The failure of this tactic became clear in the 2006 elections. The American and Israeli reliance on "bolstering Abbas’ security mechanisms" shows that Arafat’s logic is continuing to guide the three leaders who see the Palestinian people as the object of all kinds of "gestures" – even in the form of salaries for superfluous security people.
It is as though life under the Israeli occupation is not the main reason for the Palestinians’ distress but rather "poverty" that appears to have materialized out of the blue.
Under the auspices of what is called "the peace process" between 1994 and 2001, and under the mantra of "strengthening the Palestinian economy will advance peace," many of the senior Fatah people and their circles hastened to make their personal fortunes. This might have been legitimate, of course, had the economic situation of a considerable part of the inhabitants of the occupied territories not become worse because of the Israeli restrictions on movement and had it not been a matter of money found for them in the coffers of Arafat and the Palestine Liberation Organization, or in shadier ways.

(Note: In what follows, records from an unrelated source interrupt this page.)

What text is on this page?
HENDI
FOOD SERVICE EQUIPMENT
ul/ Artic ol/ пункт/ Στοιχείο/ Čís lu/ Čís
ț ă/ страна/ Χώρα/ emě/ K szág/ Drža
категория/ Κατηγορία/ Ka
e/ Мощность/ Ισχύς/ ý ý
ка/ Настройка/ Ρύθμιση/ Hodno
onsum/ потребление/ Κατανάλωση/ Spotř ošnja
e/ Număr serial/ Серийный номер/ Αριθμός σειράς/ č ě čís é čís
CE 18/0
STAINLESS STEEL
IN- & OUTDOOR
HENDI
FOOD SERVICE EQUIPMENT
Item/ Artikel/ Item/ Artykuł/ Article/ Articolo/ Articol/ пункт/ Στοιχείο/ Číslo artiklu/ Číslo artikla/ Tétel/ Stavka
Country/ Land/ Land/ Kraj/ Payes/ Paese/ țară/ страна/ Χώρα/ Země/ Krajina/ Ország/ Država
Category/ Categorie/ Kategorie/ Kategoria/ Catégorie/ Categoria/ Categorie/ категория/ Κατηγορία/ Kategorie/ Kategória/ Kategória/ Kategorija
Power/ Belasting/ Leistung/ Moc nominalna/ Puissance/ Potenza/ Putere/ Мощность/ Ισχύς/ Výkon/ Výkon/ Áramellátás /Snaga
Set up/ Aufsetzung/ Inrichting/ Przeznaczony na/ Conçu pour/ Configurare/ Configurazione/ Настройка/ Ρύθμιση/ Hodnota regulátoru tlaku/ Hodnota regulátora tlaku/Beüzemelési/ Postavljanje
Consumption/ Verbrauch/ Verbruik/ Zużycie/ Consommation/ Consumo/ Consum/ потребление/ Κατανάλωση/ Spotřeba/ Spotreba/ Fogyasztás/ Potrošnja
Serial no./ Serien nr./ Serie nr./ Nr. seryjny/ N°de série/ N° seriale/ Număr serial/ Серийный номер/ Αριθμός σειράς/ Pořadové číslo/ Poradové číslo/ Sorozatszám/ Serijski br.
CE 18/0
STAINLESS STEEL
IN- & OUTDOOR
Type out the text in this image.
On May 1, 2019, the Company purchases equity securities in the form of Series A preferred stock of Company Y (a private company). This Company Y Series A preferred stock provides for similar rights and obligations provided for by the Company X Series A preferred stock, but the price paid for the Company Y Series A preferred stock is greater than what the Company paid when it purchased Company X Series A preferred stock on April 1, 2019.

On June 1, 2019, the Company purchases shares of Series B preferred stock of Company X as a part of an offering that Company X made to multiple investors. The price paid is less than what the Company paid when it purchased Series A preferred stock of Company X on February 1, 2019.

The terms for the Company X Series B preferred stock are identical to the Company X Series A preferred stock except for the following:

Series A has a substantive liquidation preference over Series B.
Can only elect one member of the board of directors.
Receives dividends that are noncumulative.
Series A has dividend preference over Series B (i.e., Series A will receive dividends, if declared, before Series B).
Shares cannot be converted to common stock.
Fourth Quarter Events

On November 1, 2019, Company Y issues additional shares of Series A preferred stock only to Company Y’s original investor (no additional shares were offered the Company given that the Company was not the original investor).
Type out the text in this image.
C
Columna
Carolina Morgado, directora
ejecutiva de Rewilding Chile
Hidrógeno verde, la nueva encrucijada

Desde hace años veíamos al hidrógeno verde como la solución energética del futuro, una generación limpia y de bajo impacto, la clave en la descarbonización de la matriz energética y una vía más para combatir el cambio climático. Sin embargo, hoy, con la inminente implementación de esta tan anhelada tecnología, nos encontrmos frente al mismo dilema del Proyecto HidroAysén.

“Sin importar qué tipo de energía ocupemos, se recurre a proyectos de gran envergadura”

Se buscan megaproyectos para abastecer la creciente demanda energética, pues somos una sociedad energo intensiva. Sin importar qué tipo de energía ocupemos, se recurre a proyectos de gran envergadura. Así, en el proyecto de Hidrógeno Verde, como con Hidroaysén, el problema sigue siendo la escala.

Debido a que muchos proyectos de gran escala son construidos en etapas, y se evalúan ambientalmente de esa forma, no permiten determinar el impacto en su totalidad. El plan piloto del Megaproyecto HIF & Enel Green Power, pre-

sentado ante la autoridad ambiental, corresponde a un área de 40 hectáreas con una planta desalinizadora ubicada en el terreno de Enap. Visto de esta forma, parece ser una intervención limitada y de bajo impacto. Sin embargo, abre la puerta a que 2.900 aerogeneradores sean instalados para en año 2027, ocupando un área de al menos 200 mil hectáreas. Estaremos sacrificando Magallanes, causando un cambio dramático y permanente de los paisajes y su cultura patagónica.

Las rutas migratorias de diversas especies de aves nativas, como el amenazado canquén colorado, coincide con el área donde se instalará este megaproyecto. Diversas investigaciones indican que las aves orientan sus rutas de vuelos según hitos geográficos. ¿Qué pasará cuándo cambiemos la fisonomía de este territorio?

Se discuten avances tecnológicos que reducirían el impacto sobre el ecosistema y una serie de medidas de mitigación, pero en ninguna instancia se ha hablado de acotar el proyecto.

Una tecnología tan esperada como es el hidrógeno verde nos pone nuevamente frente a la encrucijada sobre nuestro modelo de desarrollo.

All too often there was a direct correlation between the newly rich Palestinian’s ties to members of a Palestinian security force and the latter’s ties to the Israeli Shin Bet security service or senior people in Israel. Closeness of this kind (to senior Fatah members and the Shin Bet) provided movement permits, ensured "family reunification," and so on. These and other kinds of occupation-dependent protectionism led the Palestinians to make a connection between "the peace process" and corruption.
The failures of 2006 and 2007 have not produced any proof, yet, that Fatah has learned the lesson. It has not distanced itself from protectionism and the system by which those close to the right people have convenient opportunities to get richer – in a sea of impoverishment.